Le 18 avril 1918, Rolande, Jeanne Merlin naît à la maternité de l’hôpital Tenon (4 rue de la Chine), à Paris 20e, fille de Charlotte Merlin, 20 ans, emboutisseuse, et de père inconnu. L’année suivante, le 3 février 1919, elle est reconnue par Jean Baptiste Arthur Milan, 22 ans, mécanicien domicilié au 56, rue de Bagnolet (chez ses parents), avant d’être légitimée par le mariage de Charlotte et Jean Baptiste quelques jours plus tard, le 15 février, à la mairie du 20e.
Le 13 octobre 1923 à la mairie du 20e arrondissement, sa tante Henriette Merlin, 20 ans, épouse Alphonse L’Huillier, 22 ans, alors plombier. Ils ont un fils, Roger, né un an plus tard. Lors des recensements de 1926 et 1931, les L’Huillier habitent au 14, rue Ramponneau (Paris 20e), dans un petit immeuble dont Marie Merlin, grand-mère de Rolande, est devenue concierge. En 1930, Alphonse L’Huillier devient employé des Pompes funèbres municipales de Paris ; par la suite, Henriette, son épouse, cessera de travailler.
Le 19 janvier 1931, le mariage de Charlotte, mère de Rolande, est dissous par jugement de divorce ; son ex-mari – et père déclaré de Rolande – décède le 11 juin suivant à son domicile de la rue de Bagnolet (Paris 20e).

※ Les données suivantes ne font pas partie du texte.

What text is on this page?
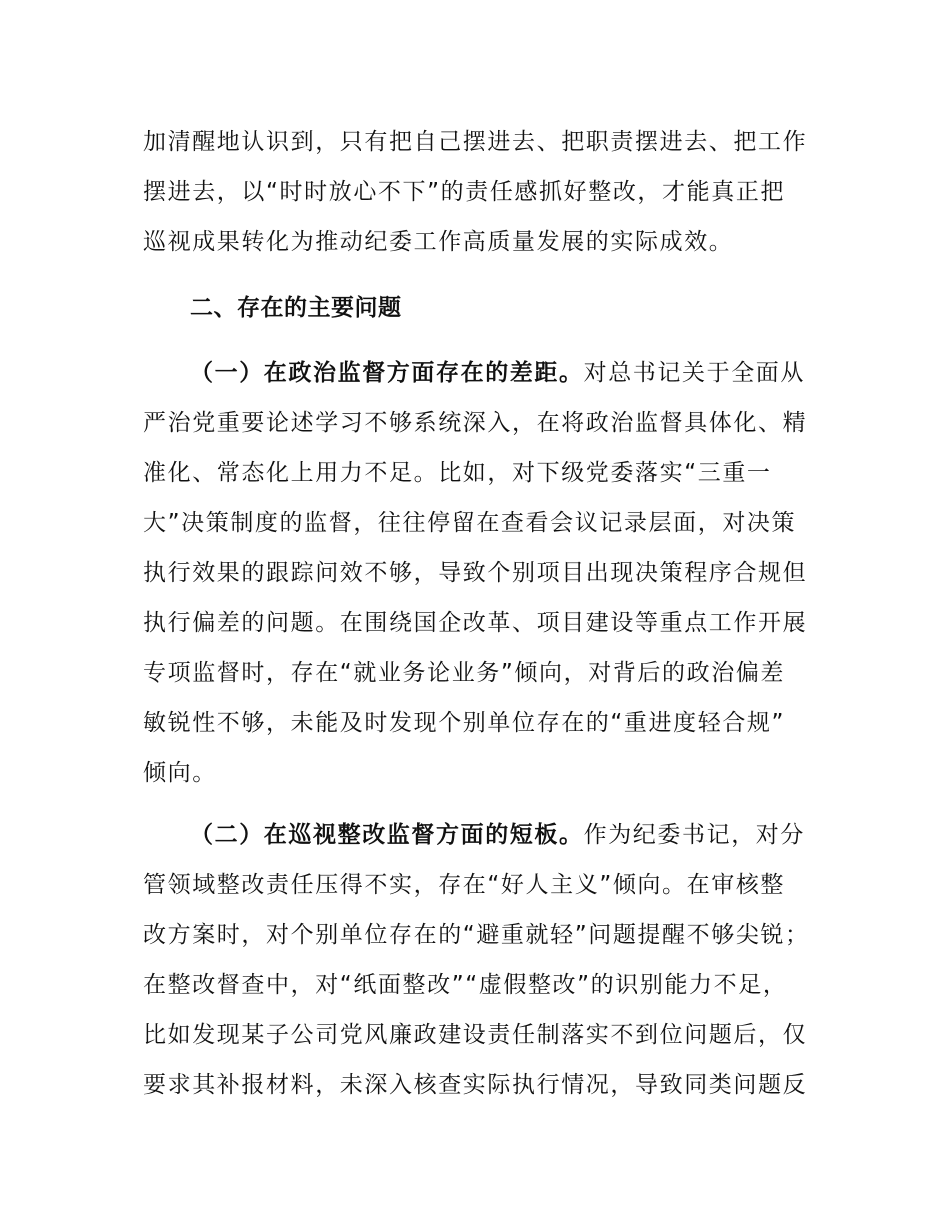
加清醒地认识到，只有把自己摆进去、把职责摆进去、把工作
摆进去，以“时时放心不下”的责任感抓好整改，才能真正把
巡视成果转化为推动纪委工作高质量发展的实际成效。
二、存在的主要问题
（一）在政治监督方面存在的差距。对总书记关于全面从
严治党重要论述学习不够系统深入，在将政治监督具体化、精
准化、常态化上用力不足。比如，对下级党委落实“三重一
大”决策制度的监督，往往停留在查看会议记录层面，对决策
执行效果的跟踪问效不够，导致个别项目出现决策程序合规但
执行偏差的问题。在围绕国企改革、项目建设等重点工作开展
专项监督时，存在“就业务论业务”倾向，对背后的政治偏差
敏锐性不够，未能及时发现个别单位存在的“重进度轻合规”
倾向。
（二）在巡视整改监督方面的短板。作为纪委书记，对分
管领域整改责任压得不实，存在“好人主义”倾向。在审核整
改方案时，对个别单位存在的“避重就轻”问题提醒不够尖锐；
在整改督查中，对“纸面整改”“虚假整改”的识别能力不足，
比如发现某子公司党风廉政建设责任制落实不到位问题后，仅
要求其补报材料，未深入核查实际执行情况，导致同类问题反
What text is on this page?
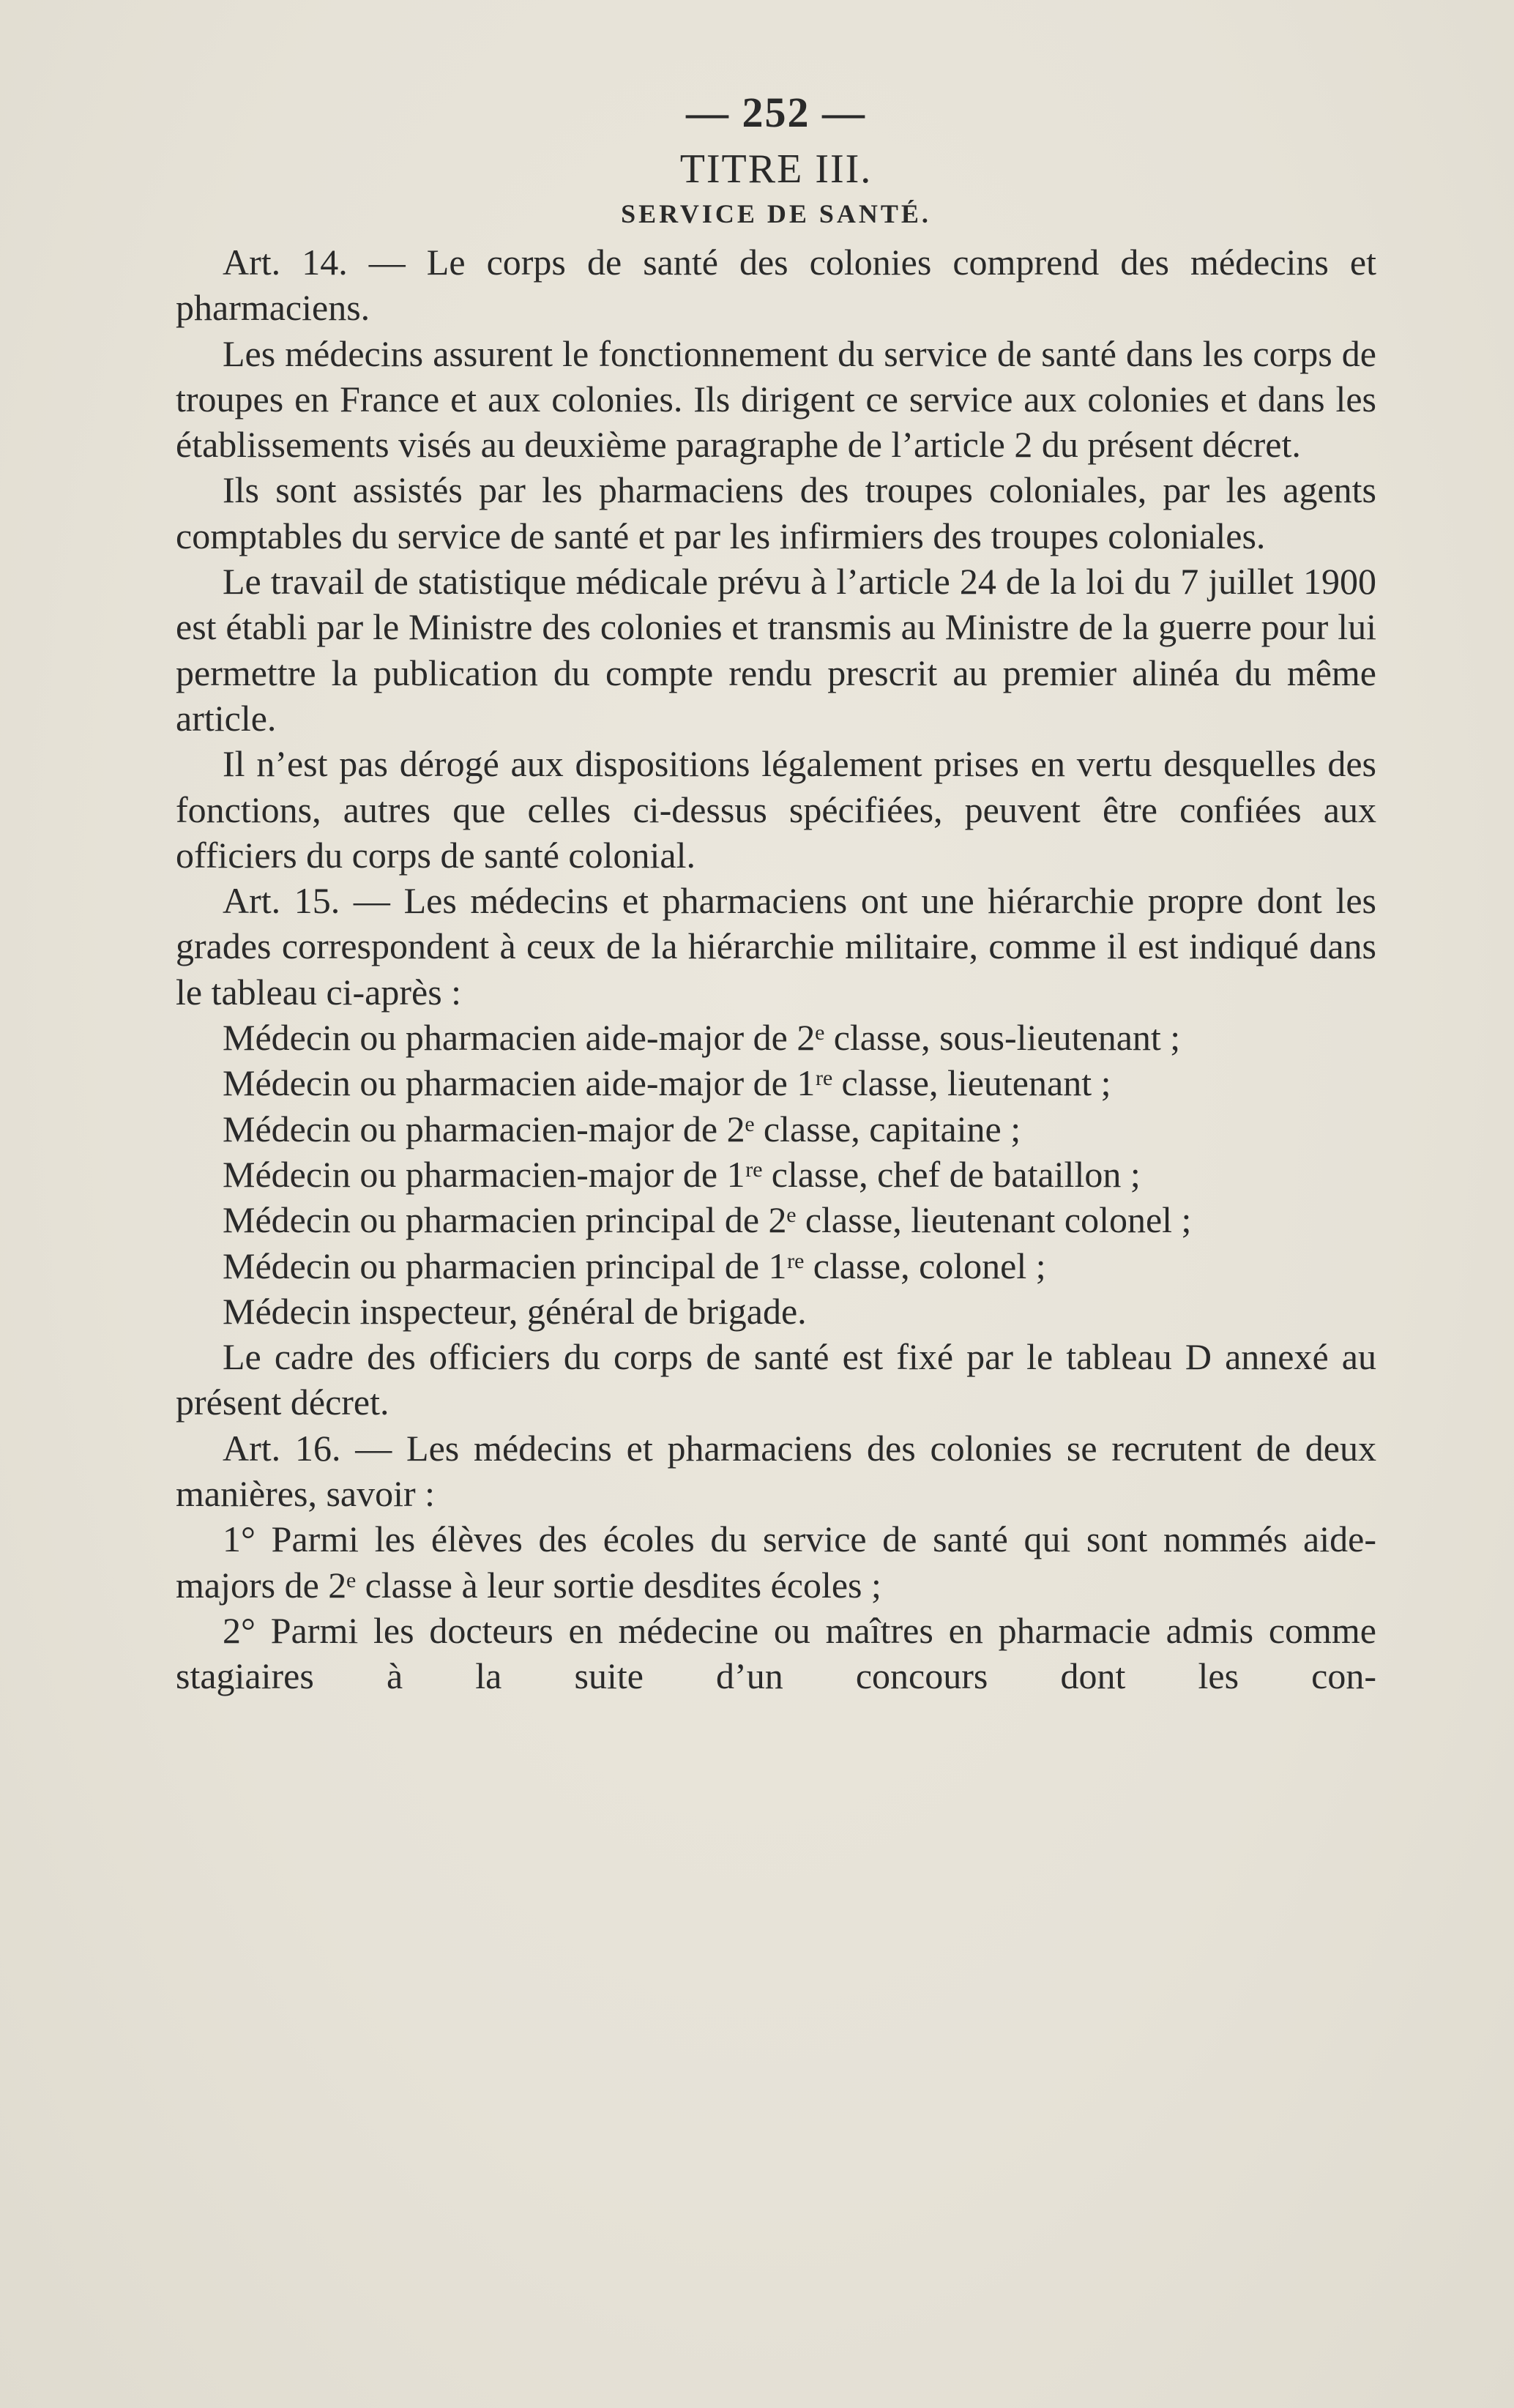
— 252 —
TITRE III.
SERVICE DE SANTÉ.

Art. 14. — Le corps de santé des colonies comprend des médecins et pharmaciens.

Les médecins assurent le fonctionnement du service de santé dans les corps de troupes en France et aux colonies. Ils dirigent ce service aux colonies et dans les établissements visés au deuxième paragraphe de l’article 2 du présent décret.

Ils sont assistés par les pharmaciens des troupes coloniales, par les agents comptables du service de santé et par les infirmiers des troupes coloniales.

Le travail de statistique médicale prévu à l’article 24 de la loi du 7 juillet 1900 est établi par le Ministre des colonies et transmis au Ministre de la guerre pour lui permettre la publication du compte rendu prescrit au premier alinéa du même article.

Il n’est pas dérogé aux dispositions légalement prises en vertu desquelles des fonctions, autres que celles ci-dessus spécifiées, peuvent être confiées aux officiers du corps de santé colonial.

Art. 15. — Les médecins et pharmaciens ont une hiérarchie propre dont les grades correspondent à ceux de la hiérarchie militaire, comme il est indiqué dans le tableau ci-après :

Médecin ou pharmacien aide-major de 2ᵉ classe, sous-lieutenant ;

Médecin ou pharmacien aide-major de 1ʳᵉ classe, lieutenant ;

Médecin ou pharmacien-major de 2ᵉ classe, capitaine ;

Médecin ou pharmacien-major de 1ʳᵉ classe, chef de bataillon ;

Médecin ou pharmacien principal de 2ᵉ classe, lieutenant colonel ;

Médecin ou pharmacien principal de 1ʳᵉ classe, colonel ;

Médecin inspecteur, général de brigade.

Le cadre des officiers du corps de santé est fixé par le tableau D annexé au présent décret.

Art. 16. — Les médecins et pharmaciens des colonies se recrutent de deux manières, savoir :

1° Parmi les élèves des écoles du service de santé qui sont nommés aide-majors de 2ᵉ classe à leur sortie desdites écoles ;

2° Parmi les docteurs en médecine ou maîtres en pharmacie admis comme stagiaires à la suite d’un concours dont les con-
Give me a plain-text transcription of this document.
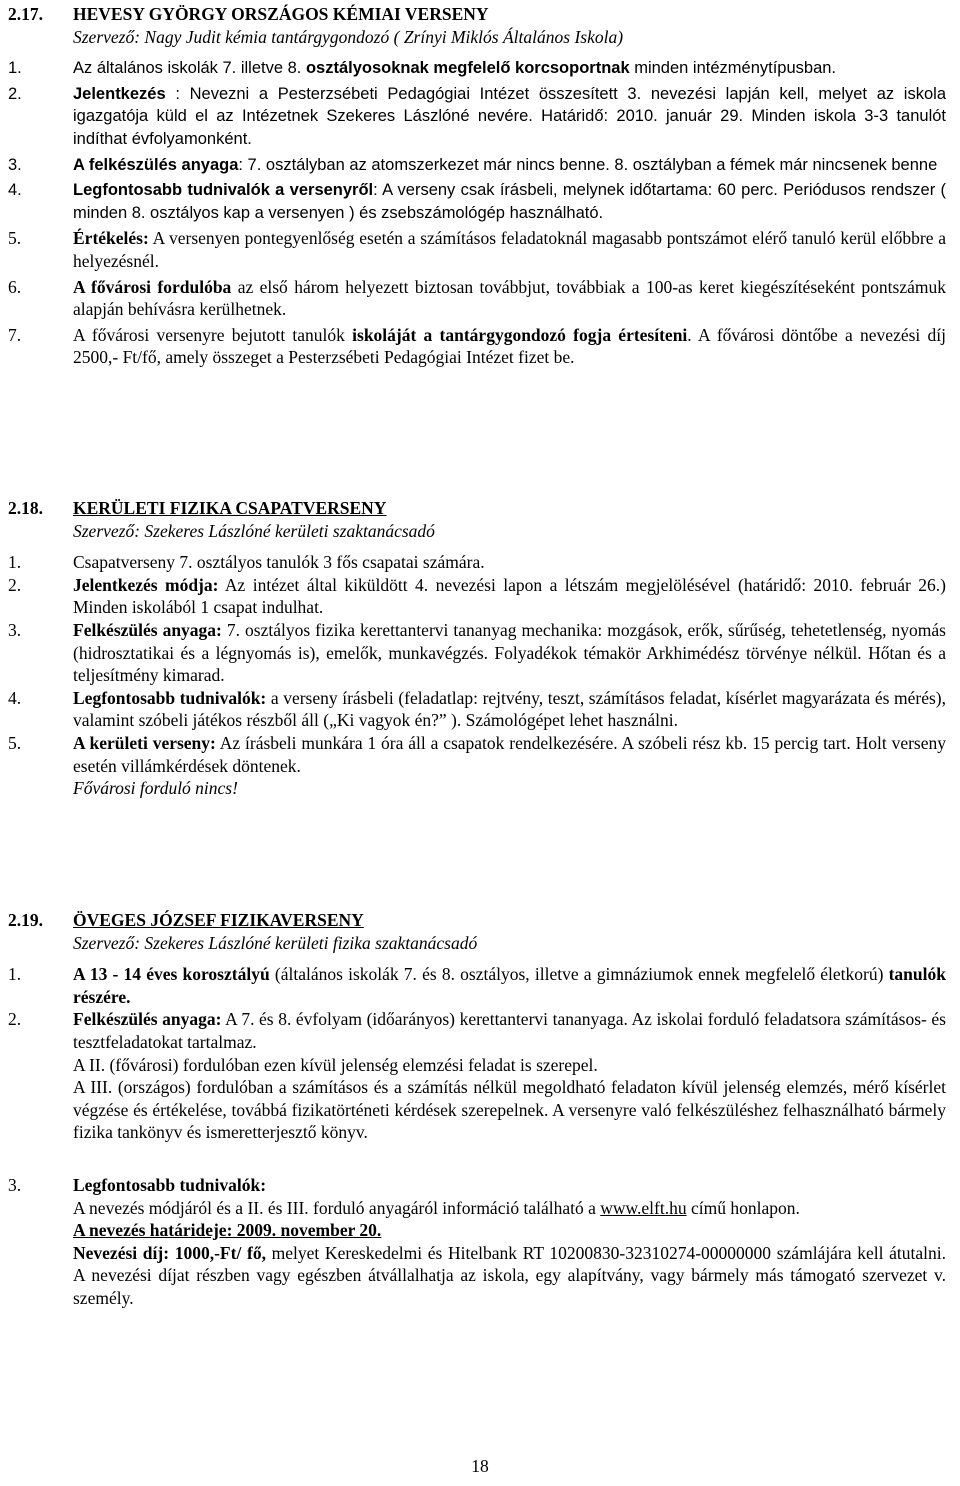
2.17.	HEVESY GYÖRGY ORSZÁGOS KÉMIAI VERSENY
Szervező: Nagy Judit kémia tantárgygondozó ( Zrínyi Miklós Általános Iskola)
1.	Az általános iskolák 7. illetve 8. osztályosoknak megfelelő korcsoportnak minden intézménytípusban.
2.	Jelentkezés : Nevezni a Pesterzsébeti Pedagógiai Intézet összesített 3. nevezési lapján kell, melyet az iskola igazgatója küld el az Intézetnek Szekeres Lászlóné nevére. Határidő: 2010. január 29. Minden iskola 3-3 tanulót indíthat évfolyamonként.
3.	A felkészülés anyaga: 7. osztályban az atomszerkezet már nincs benne. 8. osztályban a fémek már nincsenek benne
4.	Legfontosabb tudnivalók a versenyről: A verseny csak írásbeli, melynek időtartama: 60 perc. Periódusos rendszer ( minden 8. osztályos kap a versenyen ) és zsebszámológép használható.
5.	Értékelés: A versenyen pontegyenlőség esetén a számításos feladatoknál magasabb pontszámot elérő tanuló kerül előbbre a helyezésnél.
6.	A fővárosi fordulóba az első három helyezett biztosan továbbjut, továbbiak a 100-as keret kiegészítéseként pontszámuk alapján behívásra kerülhetnek.
7.	A fővárosi versenyre bejutott tanulók iskoláját a tantárgygondozó fogja értesíteni. A fővárosi döntőbe a nevezési díj 2500,- Ft/fő, amely összeget a Pesterzsébeti Pedagógiai Intézet fizet be.
2.18.	KERÜLETI FIZIKA CSAPATVERSENY
Szervező: Szekeres Lászlóné kerületi szaktanácsadó
1.	Csapatverseny 7. osztályos tanulók 3 fős csapatai számára.
2.	Jelentkezés módja: Az intézet által kiküldött 4. nevezési lapon a létszám megjelölésével (határidő: 2010. február 26.) Minden iskolából 1 csapat indulhat.
3.	Felkészülés anyaga: 7. osztályos fizika kerettantervi tananyag mechanika: mozgások, erők, sűrűség, tehetetlenség, nyomás (hidrosztatikai és a légnyomás is), emelők, munkavégzés. Folyadékok témakör Arkhimédész törvénye nélkül. Hőtan és a teljesítmény kimarad.
4.	Legfontosabb tudnivalók: a verseny írásbeli (feladatlap: rejtvény, teszt, számításos feladat, kísérlet magyarázata és mérés), valamint szóbeli játékos részből áll („Ki vagyok én?” ). Számológépet lehet használni.
5.	A kerületi verseny: Az írásbeli munkára 1 óra áll a csapatok rendelkezésére. A szóbeli rész kb. 15 percig tart. Holt verseny esetén villámkérdések döntenek.
Fővárosi forduló nincs!
2.19.	ÖVEGES JÓZSEF FIZIKAVERSENY
Szervező: Szekeres Lászlóné kerületi fizika szaktanácsadó
1.	A 13 - 14 éves korosztályú (általános iskolák 7. és 8. osztályos, illetve a gimnáziumok ennek megfelelő életkorú) tanulók részére.
2.	Felkészülés anyaga: A 7. és 8. évfolyam (időarányos) kerettantervi tananyaga. Az iskolai forduló feladatsora számításos- és tesztfeladatokat tartalmaz.
A II. (fővárosi) fordulóban ezen kívül jelenség elemzési feladat is szerepel.
A III. (országos) fordulóban a számításos és a számítás nélkül megoldható feladaton kívül jelenség elemzés, mérő kísérlet végzése és értékelése, továbbá fizikatörténeti kérdések szerepelnek. A versenyre való felkészüléshez felhasználható bármely fizika tankönyv és ismeretterjesztő könyv.
3.	Legfontosabb tudnivalók:
A nevezés módjáról és a II. és III. forduló anyagáról információ található a www.elft.hu című honlapon.
A nevezés határideje: 2009. november 20.
Nevezési díj: 1000,-Ft/ fő, melyet Kereskedelmi és Hitelbank RT 10200830-32310274-00000000 számlájára kell átutalni. A nevezési díjat részben vagy egészben átvállalhatja az iskola, egy alapítvány, vagy bármely más támogató szervezet v. személy.
18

Le 5 septembre suivant à Bondy (Seine / Hauts-de-Seine), Charlotte, 33 ans, épouse Henri Douillot, 30 ans, mécanicien-outilleur, qui possède un atelier de petite mécanique à Bondy où elle travaille avec lui comme découpeuse : Charlotte Delbo rapporte que c’est « un métier où l’on se coupe aussi les doigts. Quand nous l’avons connue, toutes les premières phalanges manquaient à sa main droite. » En 1932, ils habitent avec Rolande, alors âgée de 14 ans, dans le pavillon de Gustave Jules Douillot, père d’Henri, ouvrier bijoutier, au 21 allée (puis rue) Racine, à une extrémité de cette voie du quartier des Coquetiers (depuis le recensement de 1926, une famille Vandaele, d’origine belge, dont le père est peintre en bâtiment et composée de cinq enfants nés à Bondy, habite au 2 de l’allée Racine, à son autre extrémité).
Henri Douillot est un militant communiste. Le 12 mai 1935, il est élu conseiller municipal communiste de Bondy, sur une liste de coalition socialiste et communiste.
Le 8 septembre 1939, il est mobilisé au 11e régiment du Génie à Versailles. Fin décembre, il est renvoyé en affectation spéciale, travaillant dans son atelier comme sous-traitant pour la Maison Bournier Frères, 39 rue Bréguet à Paris.
Le 25 novembre 1939, à la mairie de Bondy, Rolande Milan, 21 ans, se marie avec un voisin de l’allée Racine, Jean Émile Vandaele, auxiliaire aux PTT avant la déclaration de guerre. Son récent mari sera prisonnier de guerre en Allemagne après juin 1940 ; ils n’auront eu que vingt-trois jours de vie commune au cours de permissions de détention pendant la « drôle de guerre ». Ils n’ont alors pas d’enfant.
En février 1940, le beau-père de Rolande, Henri Douillot est convoqué à la police pour signer une renonciation au Parti communiste. Il refuse. Le 29 de ce mois, le conseil de préfecture de la Seine le déchoit de son mandat électif. Le 15 mars suivant, Henri Douillot reçoit un ordre de route militaire pour rejoindre la 1re Compagnie spéciale de travailleurs militaires indésirables de la ferme Saint-Benoît, unité disciplinaire cantonnée au Perray près de Rambouillet (Seine-et-Oise / Yvelines) [1]. Puis il est transféré à la 4e compagnie à Roybon (Isère), dans les locaux d’une usine de tissage désaffectée. Finalement (le 20 août ?), il est interné à la citadelle de Sisteron (Basses-Alpes / Alpes-de-Haute-Provence) d’où il s’évade le 14 mars 1941 avec Frédéric (Frédo) Sérazin, autre militant communiste avec lequel il s’est lié d’amitié.
Sisteron, la citadelle dans les années 1900. Carte poste, collection Mémoire Vive.
Revenu à Paris, Henri Douillot doit dès lors vivre en clandestinité, en étant hébergé par des camarades. En septembre suivant, il entre à l’O.S. [2]. Affecté à la commission des cadres, il instruit les nouvelles recrues sur leurs futures missions.
Sous l’Occupation, Rolande Vandaele est coupeuse à la Maison Jean Forest, 9 rue du Cirque à Paris 8e, et habite chez Gustave Douillot, père de son beau-père, au 21 allée Racine à Bondy, en compagnie de sa mère, Charlotte Douillot.